Après le roman noir, le polar historique et le western, Michaël Mention s’attaque au roman apocalyptique avec une histoire sanglante de pandémie et de confinement prétexte à une critique sociale.
Dans un futur proche, un virus très ancien réactivé par une catastrophe naturelle déferle sur l’Europe en transformant les personnes infectées en zombies cannibales. Les gouvernements ayant décrété le confinement le plus strict, Matt, son épouse et leur jeune fils se retrouvent coincés avec les habitants de leur immeuble parisien dans un huis clos évoquant notre expérience de 2020 démultipliée à l’extrême. La solidarité fonctionne un temps, mais la tension croissante, alors que les tentatives d’intrusion de zombies et les nouvelles contradictoires propagées par les chaînes d’information continue et par les réseaux sociaux exacerbent l’angoisse jusqu’à l’inable, finit par corrompre à ce point les relations au sein de ce microcosme que de nouveaux dangers, cette fois tout intérieurs à l’immeuble, achèvent de faire exploser le semblant de sécurité construit par ses habitants.

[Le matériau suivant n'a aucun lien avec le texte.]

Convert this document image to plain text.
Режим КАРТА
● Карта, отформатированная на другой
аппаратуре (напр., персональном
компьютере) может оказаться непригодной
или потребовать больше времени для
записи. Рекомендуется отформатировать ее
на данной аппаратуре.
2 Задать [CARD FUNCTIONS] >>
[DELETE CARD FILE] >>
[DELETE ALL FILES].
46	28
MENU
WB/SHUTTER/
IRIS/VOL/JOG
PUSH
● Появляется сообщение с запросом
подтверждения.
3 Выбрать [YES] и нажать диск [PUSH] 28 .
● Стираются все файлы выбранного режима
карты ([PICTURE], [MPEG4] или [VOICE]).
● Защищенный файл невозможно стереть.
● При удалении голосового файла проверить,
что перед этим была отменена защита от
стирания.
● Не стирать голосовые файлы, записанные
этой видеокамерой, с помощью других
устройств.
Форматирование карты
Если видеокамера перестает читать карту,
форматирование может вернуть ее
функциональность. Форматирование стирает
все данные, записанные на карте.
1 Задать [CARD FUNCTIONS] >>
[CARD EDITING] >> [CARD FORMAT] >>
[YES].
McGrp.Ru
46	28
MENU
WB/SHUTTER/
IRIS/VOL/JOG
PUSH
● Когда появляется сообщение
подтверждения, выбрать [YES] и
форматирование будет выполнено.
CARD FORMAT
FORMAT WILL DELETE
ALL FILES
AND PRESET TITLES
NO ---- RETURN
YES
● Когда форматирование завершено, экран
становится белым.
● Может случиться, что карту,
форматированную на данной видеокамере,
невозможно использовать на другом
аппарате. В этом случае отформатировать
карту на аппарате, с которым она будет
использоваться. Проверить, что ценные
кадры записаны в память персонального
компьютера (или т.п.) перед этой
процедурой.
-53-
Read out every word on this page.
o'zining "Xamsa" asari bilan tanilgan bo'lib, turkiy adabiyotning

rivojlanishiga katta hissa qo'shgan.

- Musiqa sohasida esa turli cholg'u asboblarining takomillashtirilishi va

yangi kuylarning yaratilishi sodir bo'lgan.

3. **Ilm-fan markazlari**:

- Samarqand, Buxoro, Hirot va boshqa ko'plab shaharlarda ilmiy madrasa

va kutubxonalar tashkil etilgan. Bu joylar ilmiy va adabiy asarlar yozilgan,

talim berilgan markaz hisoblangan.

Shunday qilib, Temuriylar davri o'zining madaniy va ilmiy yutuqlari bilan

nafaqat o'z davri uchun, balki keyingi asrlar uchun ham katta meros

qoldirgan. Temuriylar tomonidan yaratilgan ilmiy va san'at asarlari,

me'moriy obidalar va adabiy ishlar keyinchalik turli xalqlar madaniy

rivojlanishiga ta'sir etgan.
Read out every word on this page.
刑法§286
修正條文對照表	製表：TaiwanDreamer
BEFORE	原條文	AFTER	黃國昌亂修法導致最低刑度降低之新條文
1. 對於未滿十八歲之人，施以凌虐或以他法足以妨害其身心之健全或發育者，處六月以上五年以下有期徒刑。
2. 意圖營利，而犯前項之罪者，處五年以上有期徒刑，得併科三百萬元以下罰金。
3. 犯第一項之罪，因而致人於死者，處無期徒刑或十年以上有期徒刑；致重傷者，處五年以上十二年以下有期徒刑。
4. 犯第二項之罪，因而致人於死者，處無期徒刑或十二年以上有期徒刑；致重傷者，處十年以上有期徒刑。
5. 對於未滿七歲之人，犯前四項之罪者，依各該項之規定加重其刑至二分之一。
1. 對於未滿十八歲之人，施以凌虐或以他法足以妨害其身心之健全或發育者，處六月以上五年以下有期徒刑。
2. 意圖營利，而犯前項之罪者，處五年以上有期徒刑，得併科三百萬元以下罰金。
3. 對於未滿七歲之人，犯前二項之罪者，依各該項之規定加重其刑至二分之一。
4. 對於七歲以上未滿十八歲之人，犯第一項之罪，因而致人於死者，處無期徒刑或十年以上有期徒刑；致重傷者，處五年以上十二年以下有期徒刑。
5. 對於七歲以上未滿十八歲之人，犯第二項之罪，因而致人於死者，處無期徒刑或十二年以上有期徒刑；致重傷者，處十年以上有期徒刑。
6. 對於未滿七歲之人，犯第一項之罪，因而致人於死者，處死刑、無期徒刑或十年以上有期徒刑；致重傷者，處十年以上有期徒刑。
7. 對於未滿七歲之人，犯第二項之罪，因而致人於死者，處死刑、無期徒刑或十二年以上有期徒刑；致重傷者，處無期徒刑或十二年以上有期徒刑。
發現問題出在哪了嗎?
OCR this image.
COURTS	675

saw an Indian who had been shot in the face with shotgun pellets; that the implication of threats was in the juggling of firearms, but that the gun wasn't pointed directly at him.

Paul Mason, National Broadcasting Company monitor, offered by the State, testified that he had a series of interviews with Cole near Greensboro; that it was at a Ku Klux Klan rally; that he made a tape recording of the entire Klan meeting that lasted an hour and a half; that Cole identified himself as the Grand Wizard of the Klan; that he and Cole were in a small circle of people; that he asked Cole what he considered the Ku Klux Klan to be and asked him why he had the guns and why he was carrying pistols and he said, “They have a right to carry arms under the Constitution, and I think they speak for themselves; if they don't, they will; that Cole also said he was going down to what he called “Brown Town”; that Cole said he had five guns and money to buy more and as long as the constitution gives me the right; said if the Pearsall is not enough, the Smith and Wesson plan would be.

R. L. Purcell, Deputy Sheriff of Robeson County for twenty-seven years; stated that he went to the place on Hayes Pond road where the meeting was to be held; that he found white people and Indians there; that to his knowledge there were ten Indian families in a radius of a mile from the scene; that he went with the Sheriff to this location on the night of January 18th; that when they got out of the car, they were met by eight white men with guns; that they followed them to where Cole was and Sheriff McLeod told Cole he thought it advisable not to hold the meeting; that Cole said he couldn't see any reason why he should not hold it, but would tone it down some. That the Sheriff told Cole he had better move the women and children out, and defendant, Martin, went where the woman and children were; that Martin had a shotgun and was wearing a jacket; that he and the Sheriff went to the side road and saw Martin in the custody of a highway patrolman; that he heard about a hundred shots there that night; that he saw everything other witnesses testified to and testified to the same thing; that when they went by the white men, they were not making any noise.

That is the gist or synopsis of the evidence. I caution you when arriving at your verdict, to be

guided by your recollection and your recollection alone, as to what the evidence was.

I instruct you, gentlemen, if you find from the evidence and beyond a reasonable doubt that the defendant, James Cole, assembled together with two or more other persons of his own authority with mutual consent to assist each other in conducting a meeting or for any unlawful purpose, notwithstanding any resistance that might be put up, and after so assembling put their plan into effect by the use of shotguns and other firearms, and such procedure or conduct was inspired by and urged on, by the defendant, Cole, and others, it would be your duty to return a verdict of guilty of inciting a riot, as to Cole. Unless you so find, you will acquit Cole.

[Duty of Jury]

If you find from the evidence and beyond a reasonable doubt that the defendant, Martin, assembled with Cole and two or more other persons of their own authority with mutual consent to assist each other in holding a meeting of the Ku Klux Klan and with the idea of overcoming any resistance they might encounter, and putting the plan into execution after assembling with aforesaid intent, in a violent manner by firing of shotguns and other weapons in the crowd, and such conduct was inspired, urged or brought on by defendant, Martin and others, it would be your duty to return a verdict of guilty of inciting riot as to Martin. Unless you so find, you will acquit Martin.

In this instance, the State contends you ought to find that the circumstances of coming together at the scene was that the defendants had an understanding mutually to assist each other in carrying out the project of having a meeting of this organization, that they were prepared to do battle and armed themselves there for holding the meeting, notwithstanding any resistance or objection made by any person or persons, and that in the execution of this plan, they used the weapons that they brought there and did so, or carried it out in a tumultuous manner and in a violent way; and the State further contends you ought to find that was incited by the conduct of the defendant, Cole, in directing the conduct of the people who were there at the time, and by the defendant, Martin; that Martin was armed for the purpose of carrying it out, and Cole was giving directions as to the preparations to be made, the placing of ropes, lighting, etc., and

Lancé dès la scène-choc introductive, le rythme va crescendo dans un enchaînement de péripéties qui n’a rien à envier aux films les plus efficaces du genre. Pour autant, ce n’est pas l’angoisse qui prend le dessus chez le lecteur, comme tenu à distance par l’ironie et l’humour noir qui imprègnent le récit. Pendant que sévit à l’extérieur une folie furieuse perçue aux travers des incertitudes entretenues par les dérives des réseaux d’information, l’on fait la connaissance des personnages à l’intérieur de l’immeuble, l’on visite leur psychologie pour s’apercevoir qu’au bout du compte, nul n’est besoin d’un virus pour faire de l’homme un animal dangereux. Entre radicalisation des façons de penser et haine de l’autre, la société toute entière s’est faite amadou prêt à s’enflammer sans réfléchir à la première étincelle un peu conséquente. Le cannibalisme n’est certes pas la seule façon de s’entre-dévorer…
Assez efficace pour une lecture agréable, le livre pourra sembler manquer à la fois de puissance dans l’angoisse – sans comparaison sur ce plan avec un modèle du genre : Le chant du prophète de Paul Lynch – et de profondeur dans la vision somme toute assez sommaire qu’il propose des travers de la société contemporaine. Reste une narration maîtrisée au rythme prenant et à l’ironie grinçante, pour une parabole tournant en dérision jusque dans son titre les valeurs défaillantes d’une société plus très sûre de sa boussole.